Ta strona została uwierzytelniona.

Tak, broń Boże, nikt nic złego nie myśli, ale bo to raz mnie pytali: — kiedyż on się z nią ożeni ten nasz profesor?... — to ja mówię: — a Bóg że jego wie. Bo i skądże ja mam wiedzieć? To oni: — popytaj się... — to ja im: — sami pytajcie się. Cóż to, języków w gębie nie macie?... Ale wiadomo, śmiałości nie czują.
Wilczur opuścił głowę:
— Sam nie wiem... Sam nie wiem, jak postąpić.

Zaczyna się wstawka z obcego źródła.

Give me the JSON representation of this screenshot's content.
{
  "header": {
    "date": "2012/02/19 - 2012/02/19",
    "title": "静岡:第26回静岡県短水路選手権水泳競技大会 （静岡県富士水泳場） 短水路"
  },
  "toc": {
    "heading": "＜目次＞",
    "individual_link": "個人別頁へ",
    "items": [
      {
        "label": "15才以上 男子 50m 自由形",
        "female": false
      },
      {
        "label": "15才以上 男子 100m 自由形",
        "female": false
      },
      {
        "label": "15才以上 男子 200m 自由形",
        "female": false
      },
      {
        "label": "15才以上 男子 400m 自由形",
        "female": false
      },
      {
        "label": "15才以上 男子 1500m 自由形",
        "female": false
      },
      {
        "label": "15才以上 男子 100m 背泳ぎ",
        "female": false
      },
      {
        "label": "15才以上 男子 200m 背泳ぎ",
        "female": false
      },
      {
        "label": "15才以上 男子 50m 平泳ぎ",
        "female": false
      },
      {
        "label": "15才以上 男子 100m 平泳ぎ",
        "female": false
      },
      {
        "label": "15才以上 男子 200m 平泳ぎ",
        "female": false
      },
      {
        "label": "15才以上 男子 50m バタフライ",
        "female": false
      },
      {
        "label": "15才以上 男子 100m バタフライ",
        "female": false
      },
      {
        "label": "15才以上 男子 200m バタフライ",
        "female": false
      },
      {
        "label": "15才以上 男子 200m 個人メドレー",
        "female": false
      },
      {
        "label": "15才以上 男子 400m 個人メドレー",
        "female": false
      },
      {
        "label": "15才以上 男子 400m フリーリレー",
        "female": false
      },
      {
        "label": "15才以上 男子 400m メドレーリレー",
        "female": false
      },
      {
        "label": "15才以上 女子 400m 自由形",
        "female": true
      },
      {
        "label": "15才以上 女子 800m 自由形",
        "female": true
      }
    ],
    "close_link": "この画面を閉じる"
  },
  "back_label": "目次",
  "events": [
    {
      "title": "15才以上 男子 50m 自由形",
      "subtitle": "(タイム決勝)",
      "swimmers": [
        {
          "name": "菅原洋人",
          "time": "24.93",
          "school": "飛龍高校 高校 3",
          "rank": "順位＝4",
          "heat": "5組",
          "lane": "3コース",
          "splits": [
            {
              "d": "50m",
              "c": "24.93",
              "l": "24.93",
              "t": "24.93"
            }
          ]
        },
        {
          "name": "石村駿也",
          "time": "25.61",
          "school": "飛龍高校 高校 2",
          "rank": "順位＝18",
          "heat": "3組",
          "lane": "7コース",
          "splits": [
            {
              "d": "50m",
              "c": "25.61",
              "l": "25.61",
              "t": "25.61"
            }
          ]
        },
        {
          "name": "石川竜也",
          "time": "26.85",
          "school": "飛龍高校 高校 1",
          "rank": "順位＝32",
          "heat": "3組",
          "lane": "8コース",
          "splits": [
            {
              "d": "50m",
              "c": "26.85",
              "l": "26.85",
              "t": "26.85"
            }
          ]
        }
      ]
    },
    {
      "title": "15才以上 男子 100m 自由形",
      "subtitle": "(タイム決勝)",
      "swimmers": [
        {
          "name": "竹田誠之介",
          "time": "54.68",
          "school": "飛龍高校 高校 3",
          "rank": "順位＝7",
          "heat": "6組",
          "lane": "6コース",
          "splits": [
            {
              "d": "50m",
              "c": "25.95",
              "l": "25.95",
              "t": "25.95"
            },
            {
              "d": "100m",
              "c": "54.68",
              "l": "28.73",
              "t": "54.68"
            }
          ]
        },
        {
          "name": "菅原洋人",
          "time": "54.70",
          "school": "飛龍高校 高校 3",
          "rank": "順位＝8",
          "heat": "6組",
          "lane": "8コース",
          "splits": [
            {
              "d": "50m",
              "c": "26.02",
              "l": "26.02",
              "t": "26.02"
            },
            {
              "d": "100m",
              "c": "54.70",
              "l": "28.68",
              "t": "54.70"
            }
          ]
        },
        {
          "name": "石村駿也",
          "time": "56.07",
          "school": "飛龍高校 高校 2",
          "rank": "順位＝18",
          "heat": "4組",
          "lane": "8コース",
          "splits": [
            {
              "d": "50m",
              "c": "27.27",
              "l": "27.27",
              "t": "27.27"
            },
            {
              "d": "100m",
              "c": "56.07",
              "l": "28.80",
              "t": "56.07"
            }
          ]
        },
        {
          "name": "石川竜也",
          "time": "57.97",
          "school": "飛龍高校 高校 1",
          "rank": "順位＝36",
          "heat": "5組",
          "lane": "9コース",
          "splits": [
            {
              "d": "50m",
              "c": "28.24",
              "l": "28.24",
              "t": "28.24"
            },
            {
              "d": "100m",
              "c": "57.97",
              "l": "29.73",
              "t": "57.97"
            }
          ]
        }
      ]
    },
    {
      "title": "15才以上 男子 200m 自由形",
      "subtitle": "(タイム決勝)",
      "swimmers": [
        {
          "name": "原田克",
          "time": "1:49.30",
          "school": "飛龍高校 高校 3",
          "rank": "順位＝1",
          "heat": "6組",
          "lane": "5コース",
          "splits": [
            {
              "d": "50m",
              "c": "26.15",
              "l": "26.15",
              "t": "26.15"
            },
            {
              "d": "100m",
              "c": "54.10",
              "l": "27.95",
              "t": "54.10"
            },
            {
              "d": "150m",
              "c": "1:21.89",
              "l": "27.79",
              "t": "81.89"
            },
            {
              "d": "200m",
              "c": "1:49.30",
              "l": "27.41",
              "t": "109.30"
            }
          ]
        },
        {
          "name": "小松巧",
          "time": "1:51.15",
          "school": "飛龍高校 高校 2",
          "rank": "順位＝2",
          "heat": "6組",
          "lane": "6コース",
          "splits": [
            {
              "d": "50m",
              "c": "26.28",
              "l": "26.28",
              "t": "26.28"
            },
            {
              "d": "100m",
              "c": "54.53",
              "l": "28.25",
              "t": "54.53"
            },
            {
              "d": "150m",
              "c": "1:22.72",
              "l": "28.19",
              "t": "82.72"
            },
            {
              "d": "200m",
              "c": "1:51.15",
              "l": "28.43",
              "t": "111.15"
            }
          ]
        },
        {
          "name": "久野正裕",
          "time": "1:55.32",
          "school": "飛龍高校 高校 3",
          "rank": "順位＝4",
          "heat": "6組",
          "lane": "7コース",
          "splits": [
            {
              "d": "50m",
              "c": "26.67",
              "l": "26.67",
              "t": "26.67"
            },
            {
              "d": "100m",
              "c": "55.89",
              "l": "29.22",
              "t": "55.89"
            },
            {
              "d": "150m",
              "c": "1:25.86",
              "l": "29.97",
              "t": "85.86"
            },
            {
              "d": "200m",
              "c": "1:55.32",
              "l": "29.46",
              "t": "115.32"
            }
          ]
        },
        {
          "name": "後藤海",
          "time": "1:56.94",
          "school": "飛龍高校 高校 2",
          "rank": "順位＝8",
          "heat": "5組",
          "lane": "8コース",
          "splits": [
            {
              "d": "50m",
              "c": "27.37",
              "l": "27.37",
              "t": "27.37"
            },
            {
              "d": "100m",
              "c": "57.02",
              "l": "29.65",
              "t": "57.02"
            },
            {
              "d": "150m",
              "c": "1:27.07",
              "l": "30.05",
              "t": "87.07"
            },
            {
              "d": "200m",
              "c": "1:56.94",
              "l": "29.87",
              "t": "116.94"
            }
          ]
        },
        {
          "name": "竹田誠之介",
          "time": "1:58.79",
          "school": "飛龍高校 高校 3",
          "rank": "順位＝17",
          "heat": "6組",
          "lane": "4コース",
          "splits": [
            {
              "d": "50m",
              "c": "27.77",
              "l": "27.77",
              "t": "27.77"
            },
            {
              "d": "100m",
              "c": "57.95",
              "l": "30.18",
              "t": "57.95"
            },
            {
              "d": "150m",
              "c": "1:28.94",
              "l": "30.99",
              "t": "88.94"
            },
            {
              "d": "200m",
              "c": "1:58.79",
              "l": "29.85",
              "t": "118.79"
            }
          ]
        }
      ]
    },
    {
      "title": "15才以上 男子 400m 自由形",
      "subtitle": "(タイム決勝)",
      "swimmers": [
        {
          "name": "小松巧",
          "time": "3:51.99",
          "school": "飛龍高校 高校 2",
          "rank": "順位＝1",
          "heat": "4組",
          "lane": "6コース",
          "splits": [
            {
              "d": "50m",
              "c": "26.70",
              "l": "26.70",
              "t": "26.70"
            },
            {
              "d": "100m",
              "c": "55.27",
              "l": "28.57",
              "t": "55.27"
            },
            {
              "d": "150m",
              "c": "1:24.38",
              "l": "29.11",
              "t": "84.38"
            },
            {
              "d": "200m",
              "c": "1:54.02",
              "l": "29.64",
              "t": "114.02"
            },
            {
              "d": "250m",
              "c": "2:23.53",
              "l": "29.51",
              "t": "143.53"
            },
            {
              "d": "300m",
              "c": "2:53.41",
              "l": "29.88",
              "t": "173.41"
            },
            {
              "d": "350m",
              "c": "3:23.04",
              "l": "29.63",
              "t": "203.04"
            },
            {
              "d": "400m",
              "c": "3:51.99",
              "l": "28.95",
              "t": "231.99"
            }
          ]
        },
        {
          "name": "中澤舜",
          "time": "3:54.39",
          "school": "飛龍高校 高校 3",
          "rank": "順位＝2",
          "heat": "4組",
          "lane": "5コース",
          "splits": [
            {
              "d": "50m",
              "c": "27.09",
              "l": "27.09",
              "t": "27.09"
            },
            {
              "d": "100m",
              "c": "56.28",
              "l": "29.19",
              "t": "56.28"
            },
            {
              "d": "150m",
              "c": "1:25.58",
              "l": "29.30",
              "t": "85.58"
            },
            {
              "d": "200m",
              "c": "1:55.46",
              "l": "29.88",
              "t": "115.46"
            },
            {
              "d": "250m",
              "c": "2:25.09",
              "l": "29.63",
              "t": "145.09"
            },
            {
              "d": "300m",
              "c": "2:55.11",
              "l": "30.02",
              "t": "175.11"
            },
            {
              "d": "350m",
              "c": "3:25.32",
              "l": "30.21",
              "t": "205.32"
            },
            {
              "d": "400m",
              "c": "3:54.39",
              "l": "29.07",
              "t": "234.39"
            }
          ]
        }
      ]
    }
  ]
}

Istotnie nie wiedział. Wprawdzie przed tygodniem był już zupełnie zdecydowany na małżeństwo z Łucją, lecz wówczas właśnie zaszedł pewien drobny wypadek, który wiele dał mu do myślenia, i jeżeli nie przekreślił planów małżeńskich, to w każdym razie mocno je podważył.
A było to tak:
Od dłuższego czasu leczył się tu dziewięcioletni chłopak, syn garncarza z Bierwint. Przy zbieraniu jabłek spadł z drzewa i doznał dość poważnych wewnętrznych obrażeń. Był najmłodszym pacjentem w lecznicy, i pupilem wszystkich. Nawet Jemioł umiał godzinami przesiadywać przy jego łóżku, opowiadając mu najdziwniejsze bajki. Donka przynosiła mu różne smakołyki, Łucja uszyła dlań ładne ubranko, a Wilczur zaglądał do niego znacznie częściej niż tego wymagała troska o jego zdrowie. Mały Piotruś stopniowo wracał do zdrowia. Najpierw pozwolono mu wstawać na kilka godzin dziennie, później już tylko noc spędzał w łóżku. Nikomu nie spieszyło się z odesłaniem go do domu. Jednakże w domu był potrzebny. Młodsza jego siostrzyczka nie umiała dać sobie rady z wielkim stadem gęsi i po Piotrusia pewnego dnia zgłosił się ojciec. Z tą smutną wiadomością przyszła do Wilczura Łucja, przyprowadzając jednocześnie chłopca, by się pożegnał z profesorem:
— Podziękuj Piotrusiu panu profesorowi za to, że cię wyleczył. Ja tymczasem spakuję twoje manatki — powiedziała i wyszła do sieni.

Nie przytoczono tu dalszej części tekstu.